Pada awalnya, bulutangkis Indonesia bisa berjaya karena bakat yang baik dari pemainnya. Kemudian mulai tertinggal dari RRC yang spartan dalam mendidik pebulutangkis muda. Sampai pernah membajak pelatih dari Indonesia demi meningkatkan prestasi. Indonesia sempat berhasil membuat pola pendidikan bulutangkis yang cukup baik sehingga lumayan mampu mengatasi RRC dan menurun semenjak reformasi 1998.

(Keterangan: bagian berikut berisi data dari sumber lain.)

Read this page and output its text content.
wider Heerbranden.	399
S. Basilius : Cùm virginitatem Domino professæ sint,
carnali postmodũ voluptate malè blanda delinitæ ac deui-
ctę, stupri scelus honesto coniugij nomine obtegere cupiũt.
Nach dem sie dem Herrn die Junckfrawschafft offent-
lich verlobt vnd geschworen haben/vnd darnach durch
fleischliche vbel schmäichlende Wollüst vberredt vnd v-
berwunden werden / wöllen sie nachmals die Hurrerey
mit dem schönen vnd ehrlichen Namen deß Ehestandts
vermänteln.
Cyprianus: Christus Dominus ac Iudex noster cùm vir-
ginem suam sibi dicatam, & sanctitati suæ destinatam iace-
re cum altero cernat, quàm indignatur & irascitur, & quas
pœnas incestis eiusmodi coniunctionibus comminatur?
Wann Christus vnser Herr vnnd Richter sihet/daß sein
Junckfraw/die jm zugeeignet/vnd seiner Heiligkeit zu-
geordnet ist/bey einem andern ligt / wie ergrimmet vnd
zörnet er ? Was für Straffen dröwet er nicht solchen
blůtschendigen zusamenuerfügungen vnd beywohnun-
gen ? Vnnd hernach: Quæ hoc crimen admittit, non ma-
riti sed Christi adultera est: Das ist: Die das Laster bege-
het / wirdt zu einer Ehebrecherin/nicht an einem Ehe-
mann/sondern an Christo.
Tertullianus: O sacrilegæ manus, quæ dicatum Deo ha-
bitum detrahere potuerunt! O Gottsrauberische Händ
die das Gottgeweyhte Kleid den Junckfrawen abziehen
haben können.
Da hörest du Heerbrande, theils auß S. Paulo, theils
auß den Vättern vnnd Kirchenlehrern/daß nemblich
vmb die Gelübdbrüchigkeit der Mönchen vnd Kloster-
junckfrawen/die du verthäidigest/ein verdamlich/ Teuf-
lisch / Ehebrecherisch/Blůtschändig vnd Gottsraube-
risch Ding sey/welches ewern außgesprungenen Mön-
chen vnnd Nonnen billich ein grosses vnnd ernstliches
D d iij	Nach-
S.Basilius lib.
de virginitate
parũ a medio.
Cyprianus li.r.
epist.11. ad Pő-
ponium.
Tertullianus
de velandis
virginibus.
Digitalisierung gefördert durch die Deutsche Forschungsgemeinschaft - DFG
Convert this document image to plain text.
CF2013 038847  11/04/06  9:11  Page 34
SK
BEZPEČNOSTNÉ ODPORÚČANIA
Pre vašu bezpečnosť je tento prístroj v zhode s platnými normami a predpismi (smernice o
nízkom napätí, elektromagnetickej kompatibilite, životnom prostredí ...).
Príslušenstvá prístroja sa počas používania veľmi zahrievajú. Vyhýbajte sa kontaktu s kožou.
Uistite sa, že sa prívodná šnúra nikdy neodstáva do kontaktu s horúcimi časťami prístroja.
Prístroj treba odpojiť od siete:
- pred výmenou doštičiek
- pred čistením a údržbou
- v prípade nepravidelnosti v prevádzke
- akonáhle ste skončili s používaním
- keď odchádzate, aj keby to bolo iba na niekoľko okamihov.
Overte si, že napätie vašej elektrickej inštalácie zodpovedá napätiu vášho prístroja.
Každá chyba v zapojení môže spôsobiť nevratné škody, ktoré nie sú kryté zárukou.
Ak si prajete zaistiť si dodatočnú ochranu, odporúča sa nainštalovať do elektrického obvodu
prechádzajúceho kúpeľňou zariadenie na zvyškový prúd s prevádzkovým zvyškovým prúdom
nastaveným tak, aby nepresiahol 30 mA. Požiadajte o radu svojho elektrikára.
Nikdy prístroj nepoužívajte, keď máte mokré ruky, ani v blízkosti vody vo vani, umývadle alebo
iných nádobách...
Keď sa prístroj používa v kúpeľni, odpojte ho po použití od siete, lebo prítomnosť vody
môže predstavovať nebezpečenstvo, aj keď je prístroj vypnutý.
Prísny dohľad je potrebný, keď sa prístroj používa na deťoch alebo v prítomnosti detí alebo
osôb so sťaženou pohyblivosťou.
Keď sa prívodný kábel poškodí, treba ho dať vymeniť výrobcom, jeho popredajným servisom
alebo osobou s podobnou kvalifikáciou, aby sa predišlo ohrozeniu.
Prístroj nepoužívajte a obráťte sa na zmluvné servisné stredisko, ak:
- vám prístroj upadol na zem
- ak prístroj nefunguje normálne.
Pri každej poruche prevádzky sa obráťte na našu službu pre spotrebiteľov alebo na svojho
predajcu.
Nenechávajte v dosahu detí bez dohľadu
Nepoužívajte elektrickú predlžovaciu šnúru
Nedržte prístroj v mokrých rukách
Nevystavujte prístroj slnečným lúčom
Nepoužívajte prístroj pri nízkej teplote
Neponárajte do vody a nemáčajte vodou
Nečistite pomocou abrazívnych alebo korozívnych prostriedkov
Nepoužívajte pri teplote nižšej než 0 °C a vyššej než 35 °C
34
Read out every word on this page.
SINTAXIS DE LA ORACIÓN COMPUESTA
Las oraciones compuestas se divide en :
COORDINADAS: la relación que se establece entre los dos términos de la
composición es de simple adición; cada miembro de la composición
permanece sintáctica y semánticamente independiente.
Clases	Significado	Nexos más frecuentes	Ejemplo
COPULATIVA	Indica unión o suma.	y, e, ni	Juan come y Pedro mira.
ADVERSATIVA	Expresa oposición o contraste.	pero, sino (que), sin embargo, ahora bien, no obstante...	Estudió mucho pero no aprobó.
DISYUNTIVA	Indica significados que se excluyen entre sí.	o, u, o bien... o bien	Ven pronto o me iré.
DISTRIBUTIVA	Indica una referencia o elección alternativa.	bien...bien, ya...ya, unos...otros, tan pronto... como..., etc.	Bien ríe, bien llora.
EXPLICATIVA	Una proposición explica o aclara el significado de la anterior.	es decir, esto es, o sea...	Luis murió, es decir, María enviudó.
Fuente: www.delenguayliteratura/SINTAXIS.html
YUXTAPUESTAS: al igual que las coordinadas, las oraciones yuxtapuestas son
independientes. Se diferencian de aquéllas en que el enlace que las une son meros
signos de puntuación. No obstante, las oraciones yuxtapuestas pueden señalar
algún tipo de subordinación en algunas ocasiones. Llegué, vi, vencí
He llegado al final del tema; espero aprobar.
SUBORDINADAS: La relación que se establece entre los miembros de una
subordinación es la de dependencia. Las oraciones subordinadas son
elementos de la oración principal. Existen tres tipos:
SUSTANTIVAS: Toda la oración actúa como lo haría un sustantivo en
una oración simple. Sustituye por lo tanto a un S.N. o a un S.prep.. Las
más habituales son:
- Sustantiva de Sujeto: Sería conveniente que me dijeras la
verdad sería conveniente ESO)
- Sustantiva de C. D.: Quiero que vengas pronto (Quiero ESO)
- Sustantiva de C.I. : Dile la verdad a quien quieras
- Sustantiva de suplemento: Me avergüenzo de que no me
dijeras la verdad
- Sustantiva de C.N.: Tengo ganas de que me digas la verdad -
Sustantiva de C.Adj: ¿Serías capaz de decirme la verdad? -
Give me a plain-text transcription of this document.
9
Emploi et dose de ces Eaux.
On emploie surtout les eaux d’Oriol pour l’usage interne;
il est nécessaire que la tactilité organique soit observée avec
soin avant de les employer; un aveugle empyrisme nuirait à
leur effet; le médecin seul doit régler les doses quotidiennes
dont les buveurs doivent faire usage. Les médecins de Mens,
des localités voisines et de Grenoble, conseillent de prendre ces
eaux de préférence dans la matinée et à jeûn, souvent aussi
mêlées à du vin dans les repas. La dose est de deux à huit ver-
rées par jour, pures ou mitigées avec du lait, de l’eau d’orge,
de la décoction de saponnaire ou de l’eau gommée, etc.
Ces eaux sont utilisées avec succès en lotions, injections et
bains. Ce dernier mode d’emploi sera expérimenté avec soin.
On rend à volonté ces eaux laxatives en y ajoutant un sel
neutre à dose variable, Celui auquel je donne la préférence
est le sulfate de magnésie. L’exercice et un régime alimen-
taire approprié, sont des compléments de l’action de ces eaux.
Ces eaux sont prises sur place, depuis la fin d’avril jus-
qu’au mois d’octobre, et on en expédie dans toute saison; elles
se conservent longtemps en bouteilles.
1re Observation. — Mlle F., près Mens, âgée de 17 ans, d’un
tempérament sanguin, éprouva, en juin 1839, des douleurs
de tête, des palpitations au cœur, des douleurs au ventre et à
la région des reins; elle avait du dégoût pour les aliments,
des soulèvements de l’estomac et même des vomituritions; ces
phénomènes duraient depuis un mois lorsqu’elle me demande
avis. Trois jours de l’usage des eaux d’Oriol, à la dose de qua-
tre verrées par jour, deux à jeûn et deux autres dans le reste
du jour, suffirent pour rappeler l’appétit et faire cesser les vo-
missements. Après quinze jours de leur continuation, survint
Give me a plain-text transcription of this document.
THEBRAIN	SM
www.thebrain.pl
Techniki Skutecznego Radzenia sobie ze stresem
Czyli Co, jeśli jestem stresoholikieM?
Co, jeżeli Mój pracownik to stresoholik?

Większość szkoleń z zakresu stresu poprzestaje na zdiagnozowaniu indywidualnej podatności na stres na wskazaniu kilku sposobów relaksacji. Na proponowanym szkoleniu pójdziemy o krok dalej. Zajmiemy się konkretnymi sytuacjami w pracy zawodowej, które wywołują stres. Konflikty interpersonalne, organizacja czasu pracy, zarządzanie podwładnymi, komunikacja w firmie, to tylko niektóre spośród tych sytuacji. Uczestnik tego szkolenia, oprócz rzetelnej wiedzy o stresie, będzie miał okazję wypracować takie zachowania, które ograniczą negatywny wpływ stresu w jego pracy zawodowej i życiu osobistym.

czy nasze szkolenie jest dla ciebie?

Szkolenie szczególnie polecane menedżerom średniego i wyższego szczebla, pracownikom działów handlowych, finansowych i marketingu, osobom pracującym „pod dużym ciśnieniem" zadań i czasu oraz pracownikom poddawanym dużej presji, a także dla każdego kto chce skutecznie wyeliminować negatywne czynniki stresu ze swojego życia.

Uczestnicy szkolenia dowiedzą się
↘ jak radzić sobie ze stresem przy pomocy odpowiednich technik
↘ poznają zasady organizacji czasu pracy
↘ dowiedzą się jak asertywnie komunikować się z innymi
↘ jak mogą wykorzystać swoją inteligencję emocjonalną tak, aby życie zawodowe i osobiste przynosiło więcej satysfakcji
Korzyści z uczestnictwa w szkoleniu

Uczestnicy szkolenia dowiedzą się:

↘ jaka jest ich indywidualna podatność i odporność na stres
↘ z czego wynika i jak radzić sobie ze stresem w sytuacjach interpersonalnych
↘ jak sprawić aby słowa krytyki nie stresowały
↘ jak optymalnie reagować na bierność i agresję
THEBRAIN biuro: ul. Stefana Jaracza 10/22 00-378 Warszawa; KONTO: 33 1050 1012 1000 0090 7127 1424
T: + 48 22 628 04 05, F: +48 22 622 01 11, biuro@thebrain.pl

Dua contoh di atas hanyalah sebuah puncak gunung es dari lemahnya pola pendidikan di Indonesia. Bukan hanya di bidang olahraga tapi di semua bidang bahkan pendidikan dasar. Fokus pendidikan Indonesia masih pada hasil bukan proses. Selain itu sekarang ini masih menekankan yang penting program wajib belajar terlaksana alias seorang anak tetap duduk di bangku sekolah selama wajib belajar. Hasil dari pendidikan tersebut belum dilihat.
Selain daripada itu pola pendidikan di Indonesia, lebih fokus kepada hard skills (kemampuan yang bisa diukur) belum kepada pola yang bisa menyeimbangkan antara hard skills dan soft skills. (ulasan lebih lengkap tentang hard skills dan soft skills bisa baca disini). Padahal menurut beberapa penelitian keberhasilan seseorang sangat dipengaruhi oleh soft skills.
Pernah saya membaca pengalaman guru di Australia yang menceritakan jauh lebih sulit untuk mendidik seseorang untuk mengantri dibandingkan dengan mengajar perkalian. Kebetulan yang dijadikan contoh adalah anak usia tk. Memang jauh lebih mudah untuk menunjukkan keberhasilan dalam mengajarkan hard skills dibanding dengan menilai keberhasilan mengajarkan soft skills yang terkadang baru terlihat hasilnya puluhan tahun mendatang.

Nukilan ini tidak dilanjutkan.